Conflict and violence witnessed mainly during elections in many countries are an imminent danger to the economic prosperity of the continent at large. Economies slow down during election cycles by reducing investments since investors have no confidence in the outcome of the elections. Fragility is thus promoted by inadequate state capacity to build trustworthy relationships with investors. The international community can help politically troubled countries to build state capacity by supporting core government functions as the case in South Sudan and Somalia in the East African region. Similarly, the Great Lakes region’s role in creating a peaceful and secure central Africa republic is commendable.

However, such conflicts may take longer to deal with thereby creating economic shocks that slow down the economy of the entire region and continent if left unresolved. By creating a stable region, service delivery could improve significantly and encourage international trade and private investment.

The digital revolution is an economic power that cannot be ignored by any country, region or economy. Global lending dynamics are changing with the use of technology according to Mckinsey global institute (2016). Mobile lending is a greater component of digital financing which is reported to be potentially able to finance more than 1.5 billion emerging economies population. Women and youth are the majority beneficiaries of such an arrangement. It also has the potential of increasing the loan volumes that are extended to businesses and individuals by over 2.1 trillion dollars and assist governments’ savings by $110 billion annually through sinking tax revenue and spending leakages (Mckinsey global institute, 2016)

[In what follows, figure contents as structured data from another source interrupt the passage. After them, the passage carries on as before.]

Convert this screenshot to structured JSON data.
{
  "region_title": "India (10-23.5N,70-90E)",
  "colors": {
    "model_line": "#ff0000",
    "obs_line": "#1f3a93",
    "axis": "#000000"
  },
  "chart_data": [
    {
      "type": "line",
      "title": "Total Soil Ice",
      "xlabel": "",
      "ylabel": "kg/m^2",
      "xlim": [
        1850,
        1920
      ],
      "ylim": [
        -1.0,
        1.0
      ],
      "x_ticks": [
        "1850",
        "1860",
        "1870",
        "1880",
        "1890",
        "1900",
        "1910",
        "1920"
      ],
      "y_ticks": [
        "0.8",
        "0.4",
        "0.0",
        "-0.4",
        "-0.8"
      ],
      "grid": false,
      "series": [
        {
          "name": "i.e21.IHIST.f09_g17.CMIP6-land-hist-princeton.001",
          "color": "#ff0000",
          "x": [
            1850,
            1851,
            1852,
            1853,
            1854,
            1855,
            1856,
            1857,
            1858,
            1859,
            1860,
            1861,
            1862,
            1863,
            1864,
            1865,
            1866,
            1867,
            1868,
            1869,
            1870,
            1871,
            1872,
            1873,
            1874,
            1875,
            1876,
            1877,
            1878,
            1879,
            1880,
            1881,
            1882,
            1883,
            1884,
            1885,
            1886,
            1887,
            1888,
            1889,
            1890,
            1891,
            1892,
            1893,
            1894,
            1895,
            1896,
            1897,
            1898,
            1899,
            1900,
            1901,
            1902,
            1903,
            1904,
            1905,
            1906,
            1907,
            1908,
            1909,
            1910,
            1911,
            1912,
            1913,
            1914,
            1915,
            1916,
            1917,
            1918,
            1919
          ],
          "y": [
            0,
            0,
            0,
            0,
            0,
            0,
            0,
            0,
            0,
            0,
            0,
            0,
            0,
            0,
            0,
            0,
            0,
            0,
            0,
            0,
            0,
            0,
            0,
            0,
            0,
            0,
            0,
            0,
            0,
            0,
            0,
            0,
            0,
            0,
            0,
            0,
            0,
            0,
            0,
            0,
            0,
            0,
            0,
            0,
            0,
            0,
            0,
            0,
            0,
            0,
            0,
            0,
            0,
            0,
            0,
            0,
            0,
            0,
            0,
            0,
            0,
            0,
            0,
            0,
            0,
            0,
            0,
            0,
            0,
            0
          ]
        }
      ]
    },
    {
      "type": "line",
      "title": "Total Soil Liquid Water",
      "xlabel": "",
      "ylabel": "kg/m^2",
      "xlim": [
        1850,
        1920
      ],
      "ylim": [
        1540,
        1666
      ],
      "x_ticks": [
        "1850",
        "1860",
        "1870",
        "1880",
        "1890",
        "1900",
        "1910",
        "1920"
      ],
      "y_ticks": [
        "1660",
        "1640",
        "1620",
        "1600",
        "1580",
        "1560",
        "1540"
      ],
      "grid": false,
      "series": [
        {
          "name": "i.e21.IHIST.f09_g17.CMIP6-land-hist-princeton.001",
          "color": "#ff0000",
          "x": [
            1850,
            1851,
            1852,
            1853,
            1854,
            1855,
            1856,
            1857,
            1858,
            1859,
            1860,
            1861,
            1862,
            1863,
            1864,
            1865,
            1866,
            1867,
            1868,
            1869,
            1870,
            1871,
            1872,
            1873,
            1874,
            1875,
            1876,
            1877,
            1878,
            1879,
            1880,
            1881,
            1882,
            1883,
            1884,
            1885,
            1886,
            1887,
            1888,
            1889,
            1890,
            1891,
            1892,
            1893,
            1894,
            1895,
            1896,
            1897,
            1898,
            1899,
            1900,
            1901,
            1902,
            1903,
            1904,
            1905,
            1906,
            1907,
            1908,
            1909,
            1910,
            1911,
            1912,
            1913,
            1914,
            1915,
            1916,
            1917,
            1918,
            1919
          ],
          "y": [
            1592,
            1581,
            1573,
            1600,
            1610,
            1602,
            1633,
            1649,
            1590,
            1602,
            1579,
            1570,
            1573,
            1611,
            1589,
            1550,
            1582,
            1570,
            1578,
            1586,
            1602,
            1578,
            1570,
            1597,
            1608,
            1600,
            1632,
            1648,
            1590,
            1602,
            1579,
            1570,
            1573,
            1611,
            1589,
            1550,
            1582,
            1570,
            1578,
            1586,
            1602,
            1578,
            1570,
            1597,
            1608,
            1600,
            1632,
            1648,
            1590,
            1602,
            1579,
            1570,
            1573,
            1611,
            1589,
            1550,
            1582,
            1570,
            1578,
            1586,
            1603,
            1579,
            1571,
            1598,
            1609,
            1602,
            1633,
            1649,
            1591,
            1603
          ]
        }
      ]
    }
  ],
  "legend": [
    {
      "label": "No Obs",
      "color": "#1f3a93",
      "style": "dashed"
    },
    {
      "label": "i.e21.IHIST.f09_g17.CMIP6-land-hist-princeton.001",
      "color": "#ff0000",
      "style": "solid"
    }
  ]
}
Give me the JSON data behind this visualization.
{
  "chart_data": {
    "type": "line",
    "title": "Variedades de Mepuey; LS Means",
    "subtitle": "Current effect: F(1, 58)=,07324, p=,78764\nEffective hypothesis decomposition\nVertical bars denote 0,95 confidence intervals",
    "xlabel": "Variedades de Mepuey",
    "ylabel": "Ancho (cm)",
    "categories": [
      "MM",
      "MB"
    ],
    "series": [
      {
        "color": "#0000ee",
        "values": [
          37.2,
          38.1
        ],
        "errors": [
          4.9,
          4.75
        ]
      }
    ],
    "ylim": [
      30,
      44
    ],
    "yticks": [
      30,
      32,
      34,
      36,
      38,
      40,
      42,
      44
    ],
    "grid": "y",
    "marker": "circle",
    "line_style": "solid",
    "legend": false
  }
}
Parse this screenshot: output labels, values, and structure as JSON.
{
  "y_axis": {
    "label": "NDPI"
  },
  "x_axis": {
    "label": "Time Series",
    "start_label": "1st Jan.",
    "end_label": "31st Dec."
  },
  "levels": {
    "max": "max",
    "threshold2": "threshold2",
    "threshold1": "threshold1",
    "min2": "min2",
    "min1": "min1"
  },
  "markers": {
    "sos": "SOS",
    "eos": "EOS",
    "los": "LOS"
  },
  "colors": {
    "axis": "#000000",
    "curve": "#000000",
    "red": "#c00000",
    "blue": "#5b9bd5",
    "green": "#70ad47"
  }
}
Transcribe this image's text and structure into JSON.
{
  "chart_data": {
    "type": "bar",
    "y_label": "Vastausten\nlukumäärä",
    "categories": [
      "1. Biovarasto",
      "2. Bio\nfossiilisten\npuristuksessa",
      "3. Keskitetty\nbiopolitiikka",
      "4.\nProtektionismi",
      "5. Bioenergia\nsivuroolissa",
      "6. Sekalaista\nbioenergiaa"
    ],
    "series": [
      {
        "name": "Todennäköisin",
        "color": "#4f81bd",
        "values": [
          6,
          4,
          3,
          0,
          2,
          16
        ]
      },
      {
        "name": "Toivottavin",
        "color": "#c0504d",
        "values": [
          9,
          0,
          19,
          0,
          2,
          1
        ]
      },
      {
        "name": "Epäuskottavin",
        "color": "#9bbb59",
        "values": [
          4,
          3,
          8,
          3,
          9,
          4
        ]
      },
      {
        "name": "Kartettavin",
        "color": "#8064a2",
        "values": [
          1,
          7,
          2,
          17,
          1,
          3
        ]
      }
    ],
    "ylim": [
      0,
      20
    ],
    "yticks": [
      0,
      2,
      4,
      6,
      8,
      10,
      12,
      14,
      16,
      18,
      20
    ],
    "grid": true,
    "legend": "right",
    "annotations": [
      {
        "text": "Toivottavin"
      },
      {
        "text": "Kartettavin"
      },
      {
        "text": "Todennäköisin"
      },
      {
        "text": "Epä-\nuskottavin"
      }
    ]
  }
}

With other benefits that are associated with digital transformation such as job creation and better services, internet penetration and digital finance should be increased across the continent. Strategic investments in digital infrastructure by governments, building local capacity are important steps in developing innovators, entrepreneurs and other skilled personnel that will drive Africa’s digital space without relying on other continents to help in achieving our goals pertaining to information and communications. There is, however, a little legal framework that exists in African countries to govern how data is used which is a key component of the digital revolution. Formulation and adoption of policies and legal provisions that protect digital participants such as cybersecurity regulations can encourage more entrants and create the competition that is required for vibrant economies. It is equally important to close the digital divide to address the slow adoption and use of digital technology in the continent.

Some of the factors that are associated with economic resilience in sub-Saharan Africa include convergence, structural transformation, capital inflows, and public sector indebtedness and governance indicators. Convergence is the evidence of countries with lower levels of GDP per capita growing relatively faster than those with greater GDP per capita. On the other hand, structural transformation due to better resource allocation results in better productivity which fosters economic growth in the long run.

capital inflow in Sub-Saharan

There was a significant increase in gross capital inflows in sub-Saharan Africa for 7 years consecutively from 2008, a period that saw the region record economic growth also. Gross capital inflows are measured as GDP percentage and include local and foreign inflows. Foreign inflows include foreign direct investments (FDI) which is a part of international trade affairs. The effects of increased general government’s gross debt are a faster accumulation of foreign currency debt which can affect the country’s interest and currency exposure.

Sustainable economies can be built if resilience can be achieved. Although governance and ethical issues may significantly contribute to achieving such visions, it would be difficult to measure some issues quantitatively such as ethics. It is, however, a collective responsibility of nations and regions to lay strategies that will reduce the economic challenges Africa is facing by addressing the above issues. Failure to address them will likely result in unsustainable economic growth after short-term risks hit one or more economies.